Under duress, we would expand the above list to the following:
26) Zhang Yimou
27) Abel Gance
28) Roberto Rossellini
29) Luchino Visconti
30) Manoel de Oliveira
31) Jean Vigo
32) Ermanno Olmi
33) Jean-Pierre Melville
34) Vittorio de Sica
35) Bernardo Bertolucci
36) Martin Scorsese
37) Terrence Malick
38) D.W. Griffith
39) Abbas Kiarostami
40) Alain Resnais
41) Krzysztof Kieslowski
42) François Truffaut
43) Howard Hawks
44) Nagisa Oshima
45) Marcel Carné
46) Pier Paolo Pasolini
47) Max Ophüls
48) Aki Kaurismäki
49) Rainer Werner Fassbinder
50) Carol Reed
Essential viewing
We’re aware this is highly personal. To one Sight & Sound critic, such listing is vulgar and ridiculous, if not entirely stupid. The result is often debatable, whether done by an individual or a cabal. We doubt if the filmmakers themselves would warm up to the idea.
Remember that time a few years ago when Oprah Winfrey endorsed a critically acclaimed novel as the Book of the Month, and the author disavowed the honor? What may be endorsement to some could be a kiss of death to others.
But smart alecks like us do it, anyway.
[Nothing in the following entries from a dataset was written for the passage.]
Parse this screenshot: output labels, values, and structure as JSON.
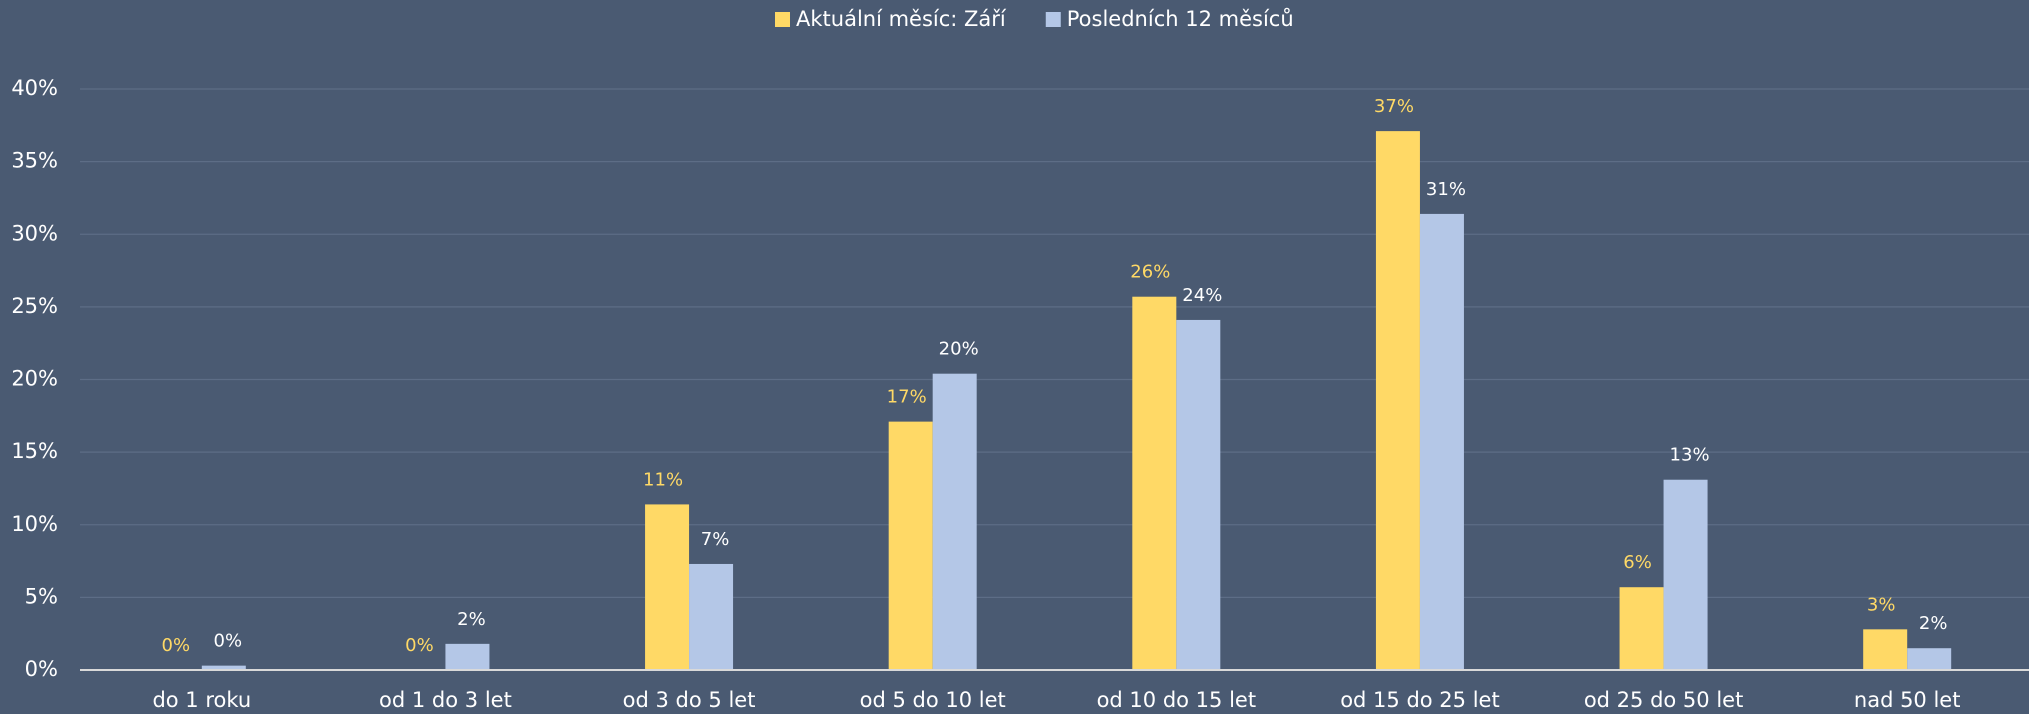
{
  "chart_data": {
    "type": "bar",
    "categories": [
      "do 1 roku",
      "od 1 do 3 let",
      "od 3 do 5 let",
      "od 5 do 10 let",
      "od 10 do 15 let",
      "od 15 do 25 let",
      "od 25 do 50 let",
      "nad 50 let"
    ],
    "series": [
      {
        "name": "Aktuální měsíc: Září",
        "color": "#ffd966",
        "label_color": "#ffd966",
        "values": [
          0,
          0,
          11.4,
          17.1,
          25.7,
          37.1,
          5.7,
          2.8
        ],
        "value_labels": [
          "0%",
          "0%",
          "11%",
          "17%",
          "26%",
          "37%",
          "6%",
          "3%"
        ]
      },
      {
        "name": "Posledních 12 měsíců",
        "color": "#b4c7e7",
        "label_color": "#ffffff",
        "values": [
          0.3,
          1.8,
          7.3,
          20.4,
          24.1,
          31.4,
          13.1,
          1.5
        ],
        "value_labels": [
          "0%",
          "2%",
          "7%",
          "20%",
          "24%",
          "31%",
          "13%",
          "2%"
        ]
      }
    ],
    "ylim": [
      0,
      40
    ],
    "yticks": [
      {
        "value": 0,
        "label": "0%"
      },
      {
        "value": 5,
        "label": "5%"
      },
      {
        "value": 10,
        "label": "10%"
      },
      {
        "value": 15,
        "label": "15%"
      },
      {
        "value": 20,
        "label": "20%"
      },
      {
        "value": 25,
        "label": "25%"
      },
      {
        "value": 30,
        "label": "30%"
      },
      {
        "value": 35,
        "label": "35%"
      },
      {
        "value": 40,
        "label": "40%"
      }
    ],
    "grid": true,
    "legend": "top"
  }
}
The 50 Runners-up (not ranked), whose oeuvres should also be essential viewing for cinephiles, would be:
Ernst Lubitsch, Jean Cocteau, Raoul Walsh, Louis Malle, Leni Riefenstahl, Lina Wertmüller, Woody Allen, Aleksandr Dovzhenko, Vsevolod Pudovkin, Sergo Paradjanov, Pedro Almodóvar, Carlos Saura, Hou Hsiao-Hsien, Constantin Costa-Gavras, Gillo Pontecorvo, Nuri Bilge Ceylan, Lars von Trier, Preston Sturges, Josef von Sternberg, Michael Powell and Emeric Pressburger, Douglas Sirk, Roman Polanski, Robert Altman, Billy Wilder, Yilmas Güney;
Arturo Ripstein, Hong Sang-Soo, Eric Rohmer, George Cukor, Sam Peckinpah, Sergio Leone, Elia Kazan, David Lean, Claude Chabrol, Kon Ichikawa, John Huston, John Cassavetes, G.W. Pabst, Hayao Miyazaki, Samuel Fuller, Volker Schlondorff, Frank Capra, Jacques Tati, Im Kwon-Taek, Nicholas Ray, Victor Fleming, Wong Kar-Wai, the Coens, the Tavianis, the Dardennes.